Difference between output of python librosa.core.stft() and matlab spectrogram(x)

I am converting a Python code to MATLAB. The Python code, uses the following command:

stft_ch = librosa.core.stft(audio_input[:, ch_cnt], n_fft=self._nfft, 
                            hop_length=self._hop_len, win_length=self._win_len, 
                            window='hann')

Where audio_input.shape=(2880000, 4), self._nfft=2048, self._hop_len=960 and self._win_len=1920.

When converting to MATLAB I used:

stft_ch = spectrogram(audio_input(:, ch_cnt), hann(win_len), win_len-hop_len, nfft);

where I verified size(audio_input)=2880000, 4, win_len=1920, win_len-hop_len=960 and nfft=2048.

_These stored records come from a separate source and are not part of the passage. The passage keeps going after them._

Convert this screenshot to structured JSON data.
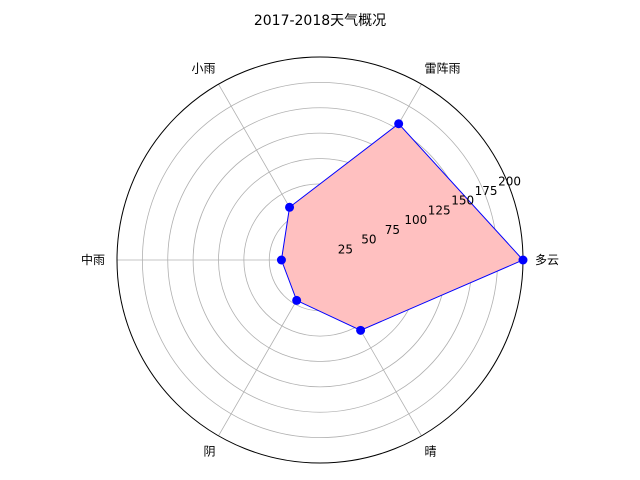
{
  "chart_data": {
    "type": "radar",
    "title": "2017-2018天气概况",
    "categories": [
      "多云",
      "雷阵雨",
      "小雨",
      "中雨",
      "阴",
      "晴"
    ],
    "series": [
      {
        "values": [
          200,
          155,
          60,
          38,
          46,
          80
        ],
        "line_color": "#0000ff",
        "fill_color": "#ffc0c0",
        "marker_color": "#0000ff"
      }
    ],
    "rticks": [
      25,
      50,
      75,
      100,
      125,
      150,
      175,
      200
    ],
    "rlim": [
      0,
      200
    ],
    "grid": true,
    "grid_color": "#b0b0b0",
    "frame_color": "#000000"
  }
}
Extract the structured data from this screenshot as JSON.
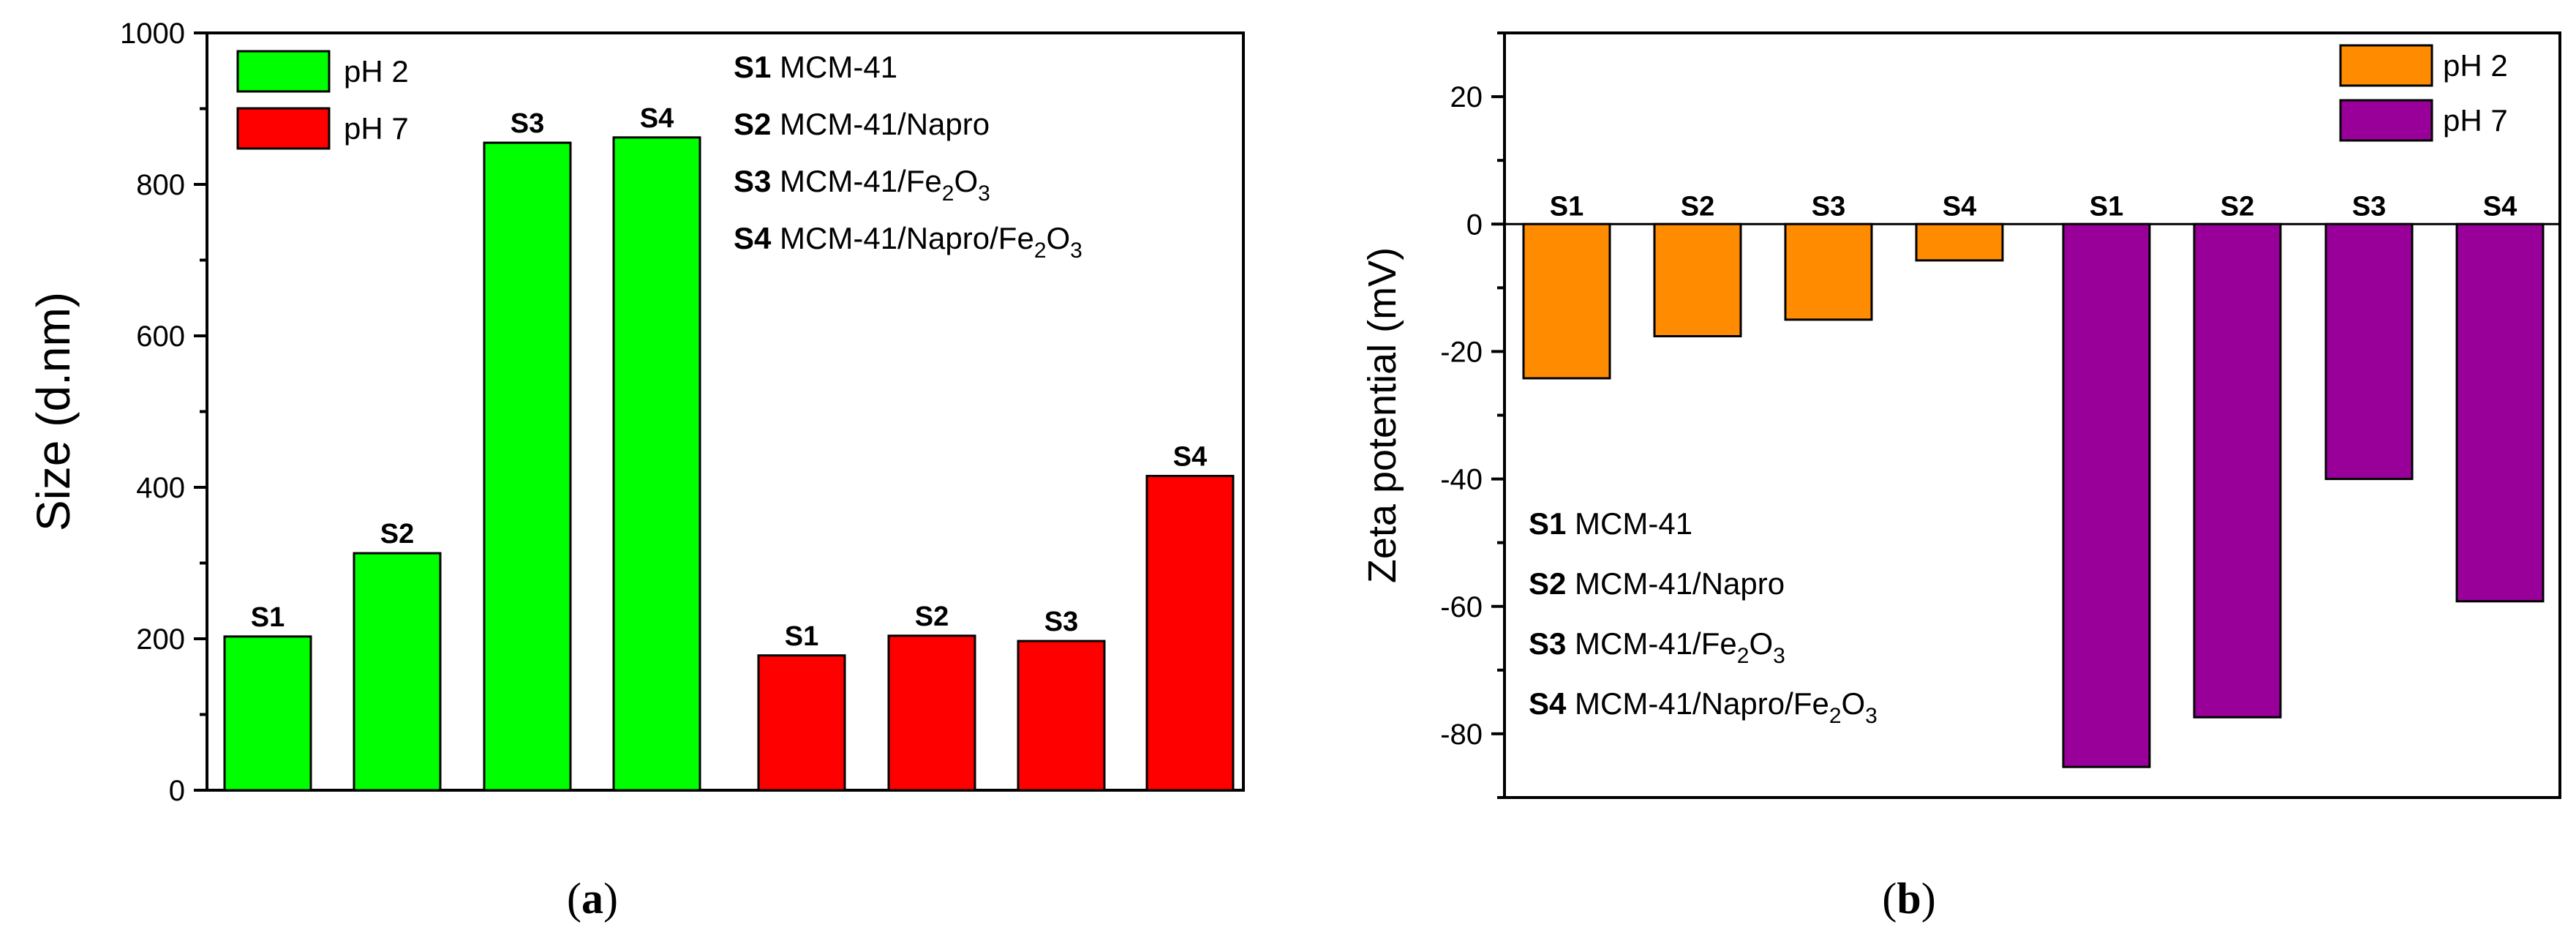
{
  "chart_data": [
    {
      "type": "bar",
      "panel_label": {
        "open": "(",
        "letter": "a",
        "close": ")"
      },
      "ylabel": "Size (d.nm)",
      "xlabel": "",
      "ylim": [
        0,
        1000
      ],
      "yticks": [
        0,
        200,
        400,
        600,
        800,
        1000
      ],
      "legend_position": "top-left",
      "series": [
        {
          "name": "pH 2",
          "color": "#00ff00",
          "categories": [
            "S1",
            "S2",
            "S3",
            "S4"
          ],
          "values": [
            203,
            313,
            855,
            862
          ]
        },
        {
          "name": "pH 7",
          "color": "#ff0000",
          "categories": [
            "S1",
            "S2",
            "S3",
            "S4"
          ],
          "values": [
            178,
            204,
            197,
            415
          ]
        }
      ],
      "key": [
        {
          "code": "S1",
          "parts": [
            {
              "t": "MCM-41"
            }
          ]
        },
        {
          "code": "S2",
          "parts": [
            {
              "t": "MCM-41/Napro"
            }
          ]
        },
        {
          "code": "S3",
          "parts": [
            {
              "t": "MCM-41/Fe"
            },
            {
              "t": "2",
              "sub": true
            },
            {
              "t": "O"
            },
            {
              "t": "3",
              "sub": true
            }
          ]
        },
        {
          "code": "S4",
          "parts": [
            {
              "t": "MCM-41/Napro/Fe"
            },
            {
              "t": "2",
              "sub": true
            },
            {
              "t": "O"
            },
            {
              "t": "3",
              "sub": true
            }
          ]
        }
      ]
    },
    {
      "type": "bar",
      "panel_label": {
        "open": "(",
        "letter": "b",
        "close": ")"
      },
      "ylabel": "Zeta potential (mV)",
      "xlabel": "",
      "ylim": [
        -90,
        30
      ],
      "yticks": [
        -80,
        -60,
        -40,
        -20,
        0,
        20
      ],
      "legend_position": "top-right",
      "series": [
        {
          "name": "pH 2",
          "color": "#ff8c00",
          "categories": [
            "S1",
            "S2",
            "S3",
            "S4"
          ],
          "values": [
            -24.2,
            -17.6,
            -15.0,
            -5.7
          ]
        },
        {
          "name": "pH 7",
          "color": "#990099",
          "categories": [
            "S1",
            "S2",
            "S3",
            "S4"
          ],
          "values": [
            -85.2,
            -77.4,
            -40.0,
            -59.2
          ]
        }
      ],
      "key": [
        {
          "code": "S1",
          "parts": [
            {
              "t": "MCM-41"
            }
          ]
        },
        {
          "code": "S2",
          "parts": [
            {
              "t": "MCM-41/Napro"
            }
          ]
        },
        {
          "code": "S3",
          "parts": [
            {
              "t": "MCM-41/Fe"
            },
            {
              "t": "2",
              "sub": true
            },
            {
              "t": "O"
            },
            {
              "t": "3",
              "sub": true
            }
          ]
        },
        {
          "code": "S4",
          "parts": [
            {
              "t": "MCM-41/Napro/Fe"
            },
            {
              "t": "2",
              "sub": true
            },
            {
              "t": "O"
            },
            {
              "t": "3",
              "sub": true
            }
          ]
        }
      ]
    }
  ]
}
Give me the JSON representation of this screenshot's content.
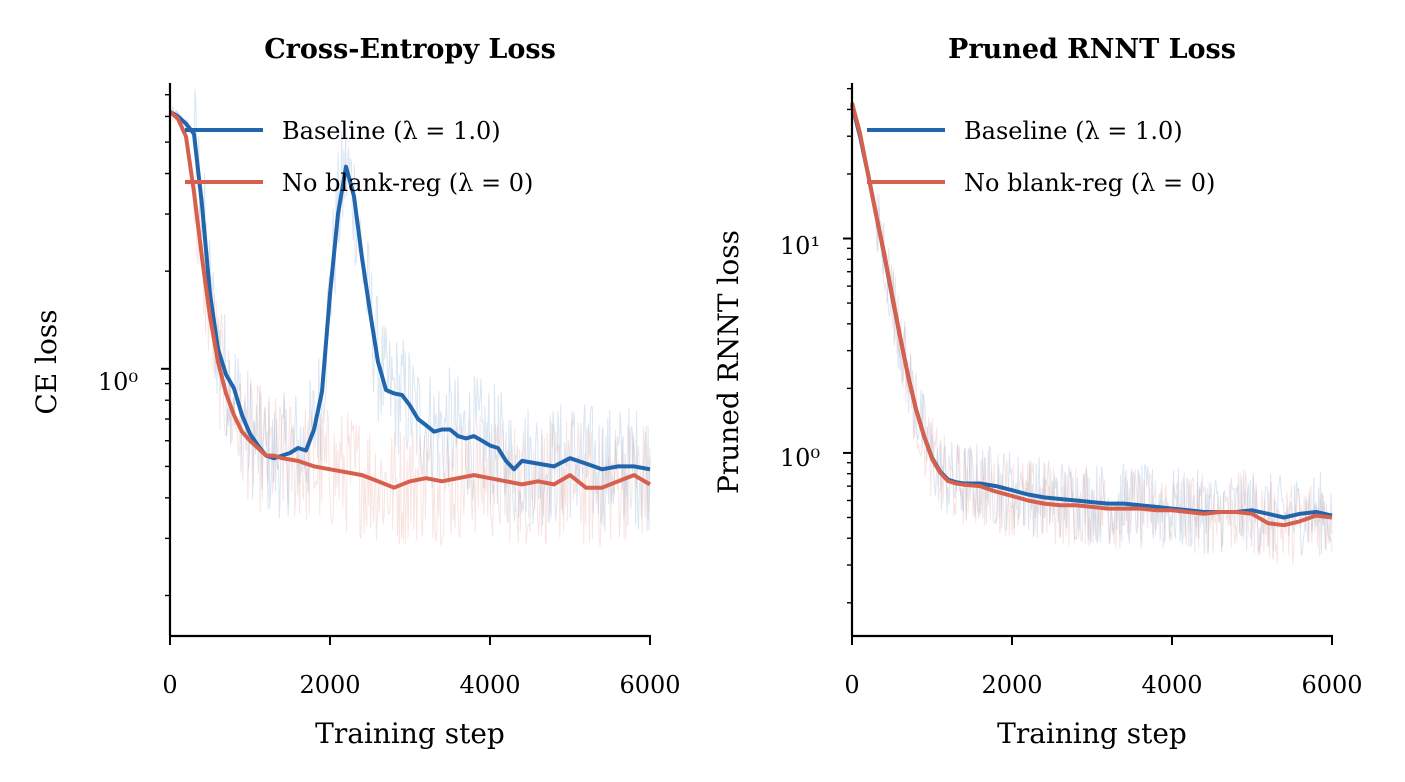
{
  "colors": {
    "baseline": "#2166ac",
    "noreg": "#d6604d"
  },
  "chart_data": [
    {
      "type": "line",
      "title": "Cross-Entropy Loss",
      "xlabel": "Training step",
      "ylabel": "CE loss",
      "xlim": [
        0,
        6000
      ],
      "ylim": [
        0.15,
        7.5
      ],
      "yscale": "log",
      "xticks": [
        "0",
        "2000",
        "4000",
        "6000"
      ],
      "ytick_label": "10⁰",
      "legend": "upper-right",
      "series": [
        {
          "name": "Baseline (λ = 1.0)",
          "x": [
            0,
            100,
            200,
            300,
            400,
            500,
            600,
            700,
            800,
            900,
            1000,
            1100,
            1200,
            1300,
            1400,
            1500,
            1600,
            1700,
            1800,
            1900,
            2000,
            2100,
            2200,
            2300,
            2400,
            2500,
            2600,
            2700,
            2800,
            2900,
            3000,
            3100,
            3200,
            3300,
            3400,
            3500,
            3600,
            3700,
            3800,
            3900,
            4000,
            4100,
            4200,
            4300,
            4400,
            4600,
            4800,
            5000,
            5100,
            5200,
            5400,
            5600,
            5800,
            6000
          ],
          "y": [
            6.2,
            6.0,
            5.7,
            5.3,
            3.2,
            1.7,
            1.15,
            0.96,
            0.87,
            0.72,
            0.63,
            0.58,
            0.54,
            0.53,
            0.54,
            0.55,
            0.57,
            0.56,
            0.65,
            0.85,
            1.7,
            3.0,
            4.2,
            3.4,
            2.2,
            1.5,
            1.05,
            0.86,
            0.84,
            0.83,
            0.77,
            0.7,
            0.67,
            0.64,
            0.65,
            0.65,
            0.62,
            0.61,
            0.62,
            0.6,
            0.58,
            0.57,
            0.52,
            0.49,
            0.52,
            0.51,
            0.5,
            0.53,
            0.52,
            0.51,
            0.49,
            0.5,
            0.5,
            0.49
          ]
        },
        {
          "name": "No blank-reg (λ = 0)",
          "x": [
            0,
            100,
            200,
            300,
            400,
            500,
            600,
            700,
            800,
            900,
            1000,
            1100,
            1200,
            1300,
            1400,
            1600,
            1800,
            2000,
            2200,
            2400,
            2600,
            2800,
            3000,
            3200,
            3400,
            3600,
            3800,
            4000,
            4200,
            4400,
            4600,
            4800,
            5000,
            5200,
            5400,
            5600,
            5800,
            6000
          ],
          "y": [
            6.2,
            5.9,
            5.2,
            3.5,
            2.2,
            1.45,
            1.05,
            0.84,
            0.72,
            0.64,
            0.6,
            0.57,
            0.54,
            0.54,
            0.53,
            0.52,
            0.5,
            0.49,
            0.48,
            0.47,
            0.45,
            0.43,
            0.45,
            0.46,
            0.45,
            0.46,
            0.47,
            0.46,
            0.45,
            0.44,
            0.45,
            0.44,
            0.47,
            0.43,
            0.43,
            0.45,
            0.47,
            0.44
          ]
        }
      ]
    },
    {
      "type": "line",
      "title": "Pruned RNNT Loss",
      "xlabel": "Training step",
      "ylabel": "Pruned RNNT loss",
      "xlim": [
        0,
        6000
      ],
      "ylim": [
        0.14,
        52
      ],
      "yscale": "log",
      "xticks": [
        "0",
        "2000",
        "4000",
        "6000"
      ],
      "ytick_labels": [
        "10¹",
        "10⁰"
      ],
      "legend": "upper-right",
      "series": [
        {
          "name": "Baseline (λ = 1.0)",
          "x": [
            0,
            100,
            200,
            300,
            400,
            500,
            600,
            700,
            800,
            900,
            1000,
            1100,
            1200,
            1300,
            1400,
            1600,
            1800,
            2000,
            2200,
            2400,
            2600,
            2800,
            3000,
            3200,
            3400,
            3600,
            3800,
            4000,
            4200,
            4400,
            4600,
            4800,
            5000,
            5200,
            5400,
            5600,
            5800,
            6000
          ],
          "y": [
            42,
            30,
            20,
            13,
            8.5,
            5.4,
            3.5,
            2.3,
            1.6,
            1.2,
            0.95,
            0.82,
            0.75,
            0.73,
            0.72,
            0.72,
            0.7,
            0.67,
            0.64,
            0.62,
            0.61,
            0.6,
            0.59,
            0.58,
            0.58,
            0.57,
            0.56,
            0.55,
            0.54,
            0.53,
            0.53,
            0.53,
            0.54,
            0.52,
            0.5,
            0.52,
            0.53,
            0.51
          ]
        },
        {
          "name": "No blank-reg (λ = 0)",
          "x": [
            0,
            100,
            200,
            300,
            400,
            500,
            600,
            700,
            800,
            900,
            1000,
            1100,
            1200,
            1300,
            1400,
            1600,
            1800,
            2000,
            2200,
            2400,
            2600,
            2800,
            3000,
            3200,
            3400,
            3600,
            3800,
            4000,
            4200,
            4400,
            4600,
            4800,
            5000,
            5200,
            5400,
            5600,
            5800,
            6000
          ],
          "y": [
            43,
            31,
            20,
            13,
            8.6,
            5.5,
            3.5,
            2.3,
            1.6,
            1.2,
            0.94,
            0.81,
            0.74,
            0.72,
            0.71,
            0.7,
            0.66,
            0.63,
            0.6,
            0.58,
            0.57,
            0.57,
            0.56,
            0.55,
            0.55,
            0.55,
            0.54,
            0.54,
            0.53,
            0.52,
            0.53,
            0.53,
            0.52,
            0.47,
            0.46,
            0.48,
            0.51,
            0.5
          ]
        }
      ]
    }
  ]
}
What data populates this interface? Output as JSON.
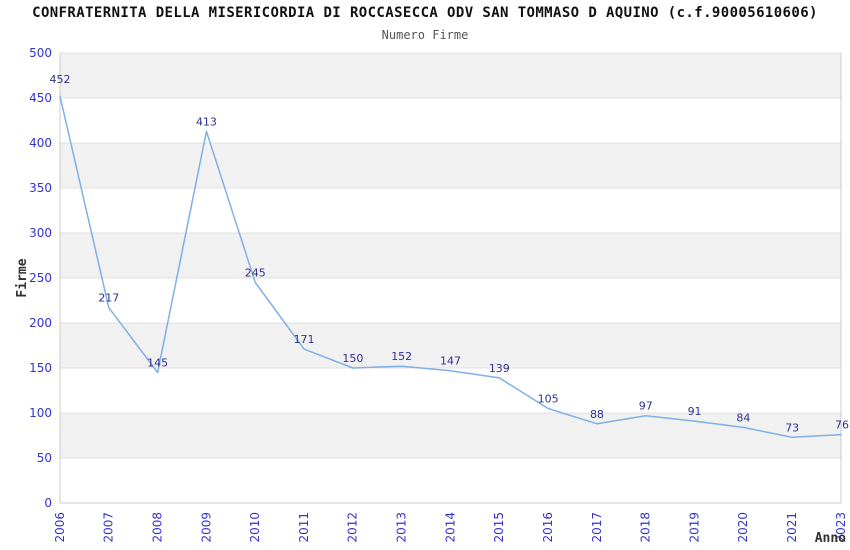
{
  "chart_data": {
    "type": "line",
    "title": "CONFRATERNITA DELLA MISERICORDIA DI ROCCASECCA ODV SAN TOMMASO D AQUINO (c.f.90005610606)",
    "subtitle": "Numero Firme",
    "xlabel": "Anno",
    "ylabel": "Firme",
    "categories": [
      "2006",
      "2007",
      "2008",
      "2009",
      "2010",
      "2011",
      "2012",
      "2013",
      "2014",
      "2015",
      "2016",
      "2017",
      "2018",
      "2019",
      "2020",
      "2021",
      "2023"
    ],
    "values": [
      452,
      217,
      145,
      413,
      245,
      171,
      150,
      152,
      147,
      139,
      105,
      88,
      97,
      91,
      84,
      73,
      76
    ],
    "ylim": [
      0,
      500
    ],
    "ytick_step": 50,
    "grid": "horizontal",
    "legend": "none",
    "band_fill": "alternating",
    "colors": {
      "line": "#7fb0e6",
      "tick_label": "#3333cc",
      "data_label": "#31318f",
      "band_gray": "#f1f1f1",
      "band_white": "#ffffff",
      "gridline": "#e0e0e0",
      "plot_border": "#cccccc",
      "title": "#111111",
      "subtitle": "#555555",
      "axis_title": "#333333"
    }
  }
}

I am getting an output from MATLAB with size(stft_ch)=1025, 2999 where Python shows stft_ch.shape=(1025, 3001). The size 2999 in the MATLAB output is clear and feats the documentation where k = ⌊(Nx – noverlap)/(length(window) – noverlap)⌋ if window is a vector.

However, I could not find in the Python documentation how is the length of t set.

Why is there a difference between sizes? Is my conversion good?

Is there a Python function which produces an output more similar to MATLAB's spectrogram() so that I can get the complex output with the same size?

Solution

I have found the answer myself.

The MATLAB function spectrogram() outputs a vector of times which corresponds to the middle of each window while omitting the last window. For example, a 10 samples length signal with a 3 sample window and 1 sample overlap, will result in the following 4 windows:

1:3,3:5,5:7,7:9, where m:n represents a window including samples from m to n including the nth sample.

The centers for the windows would, therefore, be: 2,4,6,8. Note that the 10th sample is not included.

It seems that MATLAB requires the maximal number_of_windows subjogated to (number_of_windows-1)*hop_length+window_size<=number_of_samples.

On the python version liberosa.core.stft() on the other way, t is the time of the first sample for each frame and the frames covers more than the input signal. for example, a 10 samples length signal with a 3 sample window and 2 sample hops (hops and not overlap), will result in the following 4 windows:

1:3,3:5,5:7,7:9,9:11, where m:n represents a window including samples from m to n including the nth sample.

The beginnings for the windows would, therefore, be: 1,3,5,7,9. Note that the 11th non-existing sample is included.

It seems that liberosa requires the minimal number_of_windows subjogated to number_of_windows*hop_length>number_of_samples.

In my case:

(2999-1)960+1920=2880000<=2880000 for MATLAB. 3001960=2880960>2880000 while 30000*960=2880000 !> 2880000 in python.

Note that the times can be centered in Python by setting center=True flag.

This is the best explanation I could find.